Gorgeous rose petal infuse bath, but could it cure an illness?
I believe there are little worries in the world that a long hot soak can’t fix. Diving into wondrous waves of bubbles, warming the soul and relaxing the mind; long hot baths are the answer. Yet I’m not the only person who holds this philosophy. Bath therapy has been used for years to aid those suffering. From mental health to physical injury, there are plenty of ‘recipes’ for your tub to tackle any negative ailments you may be experiencing.

It may all sound slightly wishy washy, but the results speak for themselves. Alternative therapists and trained physicians have spoken profusely of the benefits of bathing, so this isn’t just some old wives tale that beauty bloggers are now peddling.

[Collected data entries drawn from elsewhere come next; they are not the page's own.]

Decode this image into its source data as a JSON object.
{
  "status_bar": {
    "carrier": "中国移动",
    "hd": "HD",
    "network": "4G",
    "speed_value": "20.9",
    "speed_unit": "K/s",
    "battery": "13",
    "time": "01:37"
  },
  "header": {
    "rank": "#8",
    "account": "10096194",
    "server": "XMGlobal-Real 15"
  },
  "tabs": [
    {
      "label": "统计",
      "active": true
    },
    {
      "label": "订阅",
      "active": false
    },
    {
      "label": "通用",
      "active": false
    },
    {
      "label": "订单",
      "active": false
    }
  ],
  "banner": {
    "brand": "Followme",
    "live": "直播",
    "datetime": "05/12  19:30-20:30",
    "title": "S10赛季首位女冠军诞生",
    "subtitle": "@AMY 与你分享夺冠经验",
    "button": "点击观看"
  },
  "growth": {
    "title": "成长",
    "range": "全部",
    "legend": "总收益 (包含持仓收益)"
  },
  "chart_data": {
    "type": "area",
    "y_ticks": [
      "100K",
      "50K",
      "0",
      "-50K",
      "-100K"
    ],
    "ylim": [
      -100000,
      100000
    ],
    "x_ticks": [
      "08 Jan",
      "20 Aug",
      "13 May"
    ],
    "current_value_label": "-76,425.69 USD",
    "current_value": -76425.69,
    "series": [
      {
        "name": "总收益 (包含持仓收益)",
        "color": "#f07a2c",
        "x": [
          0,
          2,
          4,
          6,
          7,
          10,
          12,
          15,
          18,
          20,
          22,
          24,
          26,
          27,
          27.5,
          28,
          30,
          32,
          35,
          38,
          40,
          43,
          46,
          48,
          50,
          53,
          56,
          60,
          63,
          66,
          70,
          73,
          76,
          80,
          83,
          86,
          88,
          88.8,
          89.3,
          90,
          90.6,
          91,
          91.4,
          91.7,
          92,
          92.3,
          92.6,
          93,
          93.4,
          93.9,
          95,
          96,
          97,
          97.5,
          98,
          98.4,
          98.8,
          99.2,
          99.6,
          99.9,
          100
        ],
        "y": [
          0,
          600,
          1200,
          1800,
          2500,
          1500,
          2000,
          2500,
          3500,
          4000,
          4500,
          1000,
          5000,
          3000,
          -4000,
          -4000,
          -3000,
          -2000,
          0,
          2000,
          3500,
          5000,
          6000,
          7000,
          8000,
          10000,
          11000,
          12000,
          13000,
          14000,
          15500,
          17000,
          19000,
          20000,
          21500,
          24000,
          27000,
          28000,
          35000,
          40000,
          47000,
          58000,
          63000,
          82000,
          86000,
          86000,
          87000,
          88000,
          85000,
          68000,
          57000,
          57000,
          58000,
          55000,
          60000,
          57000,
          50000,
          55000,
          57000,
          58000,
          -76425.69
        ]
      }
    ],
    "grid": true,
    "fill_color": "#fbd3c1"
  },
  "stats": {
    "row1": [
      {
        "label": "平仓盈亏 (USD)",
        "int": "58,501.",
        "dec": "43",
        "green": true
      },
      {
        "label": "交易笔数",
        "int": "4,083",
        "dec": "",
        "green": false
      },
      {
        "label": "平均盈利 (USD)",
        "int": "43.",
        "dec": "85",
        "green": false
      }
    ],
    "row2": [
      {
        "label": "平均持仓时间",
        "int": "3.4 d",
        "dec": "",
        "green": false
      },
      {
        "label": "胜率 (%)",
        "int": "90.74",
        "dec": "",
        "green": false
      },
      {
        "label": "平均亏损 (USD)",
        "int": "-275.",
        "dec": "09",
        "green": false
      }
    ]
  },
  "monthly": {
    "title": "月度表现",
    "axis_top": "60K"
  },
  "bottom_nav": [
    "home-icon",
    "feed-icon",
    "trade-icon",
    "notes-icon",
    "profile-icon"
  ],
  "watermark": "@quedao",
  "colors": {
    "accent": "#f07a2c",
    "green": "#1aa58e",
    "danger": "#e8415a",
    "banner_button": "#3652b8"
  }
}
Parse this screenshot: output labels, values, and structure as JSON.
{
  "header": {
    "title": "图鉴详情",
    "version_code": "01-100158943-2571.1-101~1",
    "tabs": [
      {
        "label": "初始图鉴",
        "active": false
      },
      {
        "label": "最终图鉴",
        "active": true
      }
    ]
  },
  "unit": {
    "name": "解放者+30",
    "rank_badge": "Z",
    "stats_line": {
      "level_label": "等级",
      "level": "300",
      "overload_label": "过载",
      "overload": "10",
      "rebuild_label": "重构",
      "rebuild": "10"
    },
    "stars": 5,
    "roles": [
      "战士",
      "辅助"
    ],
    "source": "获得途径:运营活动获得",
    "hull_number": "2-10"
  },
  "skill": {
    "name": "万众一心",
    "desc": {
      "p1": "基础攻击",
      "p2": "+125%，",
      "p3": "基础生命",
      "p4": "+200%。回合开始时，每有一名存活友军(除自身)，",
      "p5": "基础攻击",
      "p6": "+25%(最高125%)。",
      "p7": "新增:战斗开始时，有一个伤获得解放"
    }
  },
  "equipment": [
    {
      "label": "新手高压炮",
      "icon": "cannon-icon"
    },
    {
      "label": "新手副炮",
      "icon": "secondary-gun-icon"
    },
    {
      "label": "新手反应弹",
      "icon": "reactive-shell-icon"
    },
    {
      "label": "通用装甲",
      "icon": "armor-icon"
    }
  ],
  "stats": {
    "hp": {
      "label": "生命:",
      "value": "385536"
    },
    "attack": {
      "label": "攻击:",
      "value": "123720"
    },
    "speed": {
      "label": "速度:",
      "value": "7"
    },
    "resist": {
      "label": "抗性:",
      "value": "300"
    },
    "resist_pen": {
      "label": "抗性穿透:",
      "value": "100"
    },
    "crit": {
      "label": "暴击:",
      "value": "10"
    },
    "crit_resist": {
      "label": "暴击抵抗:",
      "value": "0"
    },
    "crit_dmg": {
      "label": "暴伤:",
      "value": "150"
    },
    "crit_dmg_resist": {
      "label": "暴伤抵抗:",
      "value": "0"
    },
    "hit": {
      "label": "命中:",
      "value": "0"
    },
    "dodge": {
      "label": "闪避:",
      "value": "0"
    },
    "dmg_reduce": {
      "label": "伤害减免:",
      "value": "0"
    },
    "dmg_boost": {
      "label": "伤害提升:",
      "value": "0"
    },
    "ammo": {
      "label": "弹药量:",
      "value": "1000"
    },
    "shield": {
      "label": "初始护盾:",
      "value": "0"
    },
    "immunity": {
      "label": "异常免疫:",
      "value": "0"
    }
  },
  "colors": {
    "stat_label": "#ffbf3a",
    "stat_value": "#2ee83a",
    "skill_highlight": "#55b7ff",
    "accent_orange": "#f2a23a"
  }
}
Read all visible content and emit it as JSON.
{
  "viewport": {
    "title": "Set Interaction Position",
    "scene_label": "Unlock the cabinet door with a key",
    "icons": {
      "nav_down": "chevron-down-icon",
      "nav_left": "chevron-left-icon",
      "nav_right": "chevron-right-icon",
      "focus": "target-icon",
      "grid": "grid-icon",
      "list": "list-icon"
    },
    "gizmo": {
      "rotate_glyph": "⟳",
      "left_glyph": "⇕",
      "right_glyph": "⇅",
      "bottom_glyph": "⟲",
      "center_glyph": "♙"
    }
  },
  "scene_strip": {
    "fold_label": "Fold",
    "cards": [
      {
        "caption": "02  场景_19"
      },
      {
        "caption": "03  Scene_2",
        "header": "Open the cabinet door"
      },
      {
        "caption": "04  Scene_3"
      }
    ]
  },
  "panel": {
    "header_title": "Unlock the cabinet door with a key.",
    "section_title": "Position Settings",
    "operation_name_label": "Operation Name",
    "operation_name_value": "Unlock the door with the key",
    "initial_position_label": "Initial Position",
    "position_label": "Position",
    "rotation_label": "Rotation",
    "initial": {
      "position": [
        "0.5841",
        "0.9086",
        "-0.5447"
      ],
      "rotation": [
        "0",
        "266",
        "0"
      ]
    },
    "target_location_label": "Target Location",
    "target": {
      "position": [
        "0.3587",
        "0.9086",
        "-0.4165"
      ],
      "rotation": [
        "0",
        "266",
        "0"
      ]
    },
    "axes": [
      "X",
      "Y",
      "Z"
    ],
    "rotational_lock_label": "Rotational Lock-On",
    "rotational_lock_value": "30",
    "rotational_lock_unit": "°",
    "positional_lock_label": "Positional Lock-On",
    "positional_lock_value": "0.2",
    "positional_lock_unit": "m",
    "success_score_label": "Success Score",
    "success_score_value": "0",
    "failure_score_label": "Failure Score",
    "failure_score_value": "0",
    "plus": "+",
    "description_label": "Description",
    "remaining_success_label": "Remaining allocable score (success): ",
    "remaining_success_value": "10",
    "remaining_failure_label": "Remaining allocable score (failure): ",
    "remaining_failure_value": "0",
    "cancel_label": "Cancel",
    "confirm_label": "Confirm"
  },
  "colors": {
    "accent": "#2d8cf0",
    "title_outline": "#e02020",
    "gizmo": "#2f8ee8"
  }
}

Personally for me, my bathtub is the ultimate escape. Far beyond a little luxurious treat, I’ll often heave myself into the tub when I’m suffering from another crippling migraine. The heat instantly soothes the pain and whilst it’s no cure, I’m yet to find a better way to take my mind of the discomfort.

It isn’t just migraines though, giving your muscles a long soak can help to revive your body and repair any pulls and tears. However, you may find yourself turning your tap the other way for some aliments…

You’re hot then you’re cold
On the physical side of things, it’s the temperature we look towards to soothe our aches and pains. Heat is well known for subsiding pain, hence the use of hot oils in therapy and heated cushions for back pain. However, if you’ve found yourself going a little too hard in the gym, you may benefit from a colder sensation.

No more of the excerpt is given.